Now that the dust has started to settle on the results of the EU referendum, what are the lasting results post Brexit for the UK property market? We ask Quick Move Now’s managing director, Danny Luke, some of your key questions.
Ultimately, do you think leaving the EU will be a good or bad thing for the UK property market?
Long term, the UK property market will prevail; people still need somewhere to live and there is still a national property shortage, but in the short term we’re in for a rocky road.
What do you think will happen to the UK property market in the short term?
I would expect to see a price readjustment, which would see property prices fall by around five percent. I would also expect to see more sales falling through and time on market increasing, as buyers, mortgage providers and surveyors all become more nervous.
Should homeowners planning to buy/move in the next 12 months still do so, or hold off?
If you have a genuine need to move, do so, if you don’t, don’t. Any drop in house prices will be across the entire property market, so your onward move is likely to be as affected as the property you’re selling. If you’re a first time buyer it might be wise to hold off for a few months to see what happens, but of course it’s worth remembering that when prices do drop, there’s likely to be increased competition for already limited housing stock, so if you find your dream property it may be worth moving forward with the sale while the market is quiet.
Should property investors keep investing, sit tight or start clearing their portfolios?

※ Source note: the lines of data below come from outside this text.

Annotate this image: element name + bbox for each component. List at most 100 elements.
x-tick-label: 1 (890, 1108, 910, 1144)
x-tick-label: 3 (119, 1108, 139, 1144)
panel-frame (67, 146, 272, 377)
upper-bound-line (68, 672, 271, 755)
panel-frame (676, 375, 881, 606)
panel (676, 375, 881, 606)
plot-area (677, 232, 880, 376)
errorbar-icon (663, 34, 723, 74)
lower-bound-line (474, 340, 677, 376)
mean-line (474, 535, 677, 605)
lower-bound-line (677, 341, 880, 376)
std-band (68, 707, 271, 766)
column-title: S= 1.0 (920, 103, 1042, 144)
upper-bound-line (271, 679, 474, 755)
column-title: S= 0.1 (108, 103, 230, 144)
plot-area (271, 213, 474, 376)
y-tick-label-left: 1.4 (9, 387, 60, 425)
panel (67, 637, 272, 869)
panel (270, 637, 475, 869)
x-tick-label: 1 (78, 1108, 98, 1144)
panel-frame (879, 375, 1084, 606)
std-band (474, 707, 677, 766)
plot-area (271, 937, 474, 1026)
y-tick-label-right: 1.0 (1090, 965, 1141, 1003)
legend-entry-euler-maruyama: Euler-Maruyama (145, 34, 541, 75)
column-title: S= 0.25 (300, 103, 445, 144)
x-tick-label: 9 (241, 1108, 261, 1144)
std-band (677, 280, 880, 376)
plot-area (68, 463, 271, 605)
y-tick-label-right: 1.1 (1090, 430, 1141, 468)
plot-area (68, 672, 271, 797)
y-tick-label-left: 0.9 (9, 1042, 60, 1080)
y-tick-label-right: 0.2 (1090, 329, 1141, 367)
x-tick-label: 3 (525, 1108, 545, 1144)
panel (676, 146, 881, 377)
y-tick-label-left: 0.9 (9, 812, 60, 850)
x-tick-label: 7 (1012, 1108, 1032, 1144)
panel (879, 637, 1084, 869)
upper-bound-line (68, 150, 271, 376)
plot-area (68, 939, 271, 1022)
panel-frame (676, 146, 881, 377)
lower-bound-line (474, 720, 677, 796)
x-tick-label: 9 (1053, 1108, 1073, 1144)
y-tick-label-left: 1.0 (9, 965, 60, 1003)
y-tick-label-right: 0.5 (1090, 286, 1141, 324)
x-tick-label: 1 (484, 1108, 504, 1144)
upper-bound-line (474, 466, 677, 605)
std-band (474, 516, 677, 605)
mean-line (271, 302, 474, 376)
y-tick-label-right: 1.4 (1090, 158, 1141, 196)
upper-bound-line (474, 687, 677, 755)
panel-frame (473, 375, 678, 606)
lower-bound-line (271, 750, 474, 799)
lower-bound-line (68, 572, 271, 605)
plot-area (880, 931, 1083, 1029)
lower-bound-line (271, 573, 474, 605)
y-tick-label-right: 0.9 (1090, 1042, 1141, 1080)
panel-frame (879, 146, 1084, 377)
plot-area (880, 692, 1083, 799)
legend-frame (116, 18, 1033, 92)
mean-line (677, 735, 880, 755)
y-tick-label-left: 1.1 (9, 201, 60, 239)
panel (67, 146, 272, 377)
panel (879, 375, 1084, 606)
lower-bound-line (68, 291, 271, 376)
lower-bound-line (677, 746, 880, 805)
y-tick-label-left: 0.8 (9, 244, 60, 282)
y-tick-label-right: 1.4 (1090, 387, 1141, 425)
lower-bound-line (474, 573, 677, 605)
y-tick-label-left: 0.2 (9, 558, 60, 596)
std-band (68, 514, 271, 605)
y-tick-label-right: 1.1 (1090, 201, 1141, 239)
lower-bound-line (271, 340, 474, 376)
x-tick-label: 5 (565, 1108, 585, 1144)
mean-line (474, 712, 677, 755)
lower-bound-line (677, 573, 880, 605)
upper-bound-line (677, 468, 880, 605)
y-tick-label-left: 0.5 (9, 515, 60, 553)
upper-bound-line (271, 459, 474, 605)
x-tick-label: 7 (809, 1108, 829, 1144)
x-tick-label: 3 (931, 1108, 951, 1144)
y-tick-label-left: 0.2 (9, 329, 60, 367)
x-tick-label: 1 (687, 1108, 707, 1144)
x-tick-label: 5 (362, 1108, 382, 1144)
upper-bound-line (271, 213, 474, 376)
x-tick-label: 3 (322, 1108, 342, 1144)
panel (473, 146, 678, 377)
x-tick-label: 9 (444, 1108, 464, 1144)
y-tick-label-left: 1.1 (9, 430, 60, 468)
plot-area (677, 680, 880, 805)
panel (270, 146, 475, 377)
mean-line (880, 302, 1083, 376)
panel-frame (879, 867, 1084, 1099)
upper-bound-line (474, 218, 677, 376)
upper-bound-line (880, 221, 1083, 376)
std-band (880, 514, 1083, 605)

Investors are having a tough time of it at the moment. Things were already getting more difficult for them, in terms of legislation, increased stamp duty etc. before the referendum, so falling house prices are likely to make things even more difficult. We were already starting to see a trend of property investors trying to get out of the market and sell off their properties, so that trend may well increase, but on the other hand, investors need to put their money somewhere, and if another recession were to hit, as some experts are predicting, they may feel safer investing in bricks and mortar rather than volatile stock markets.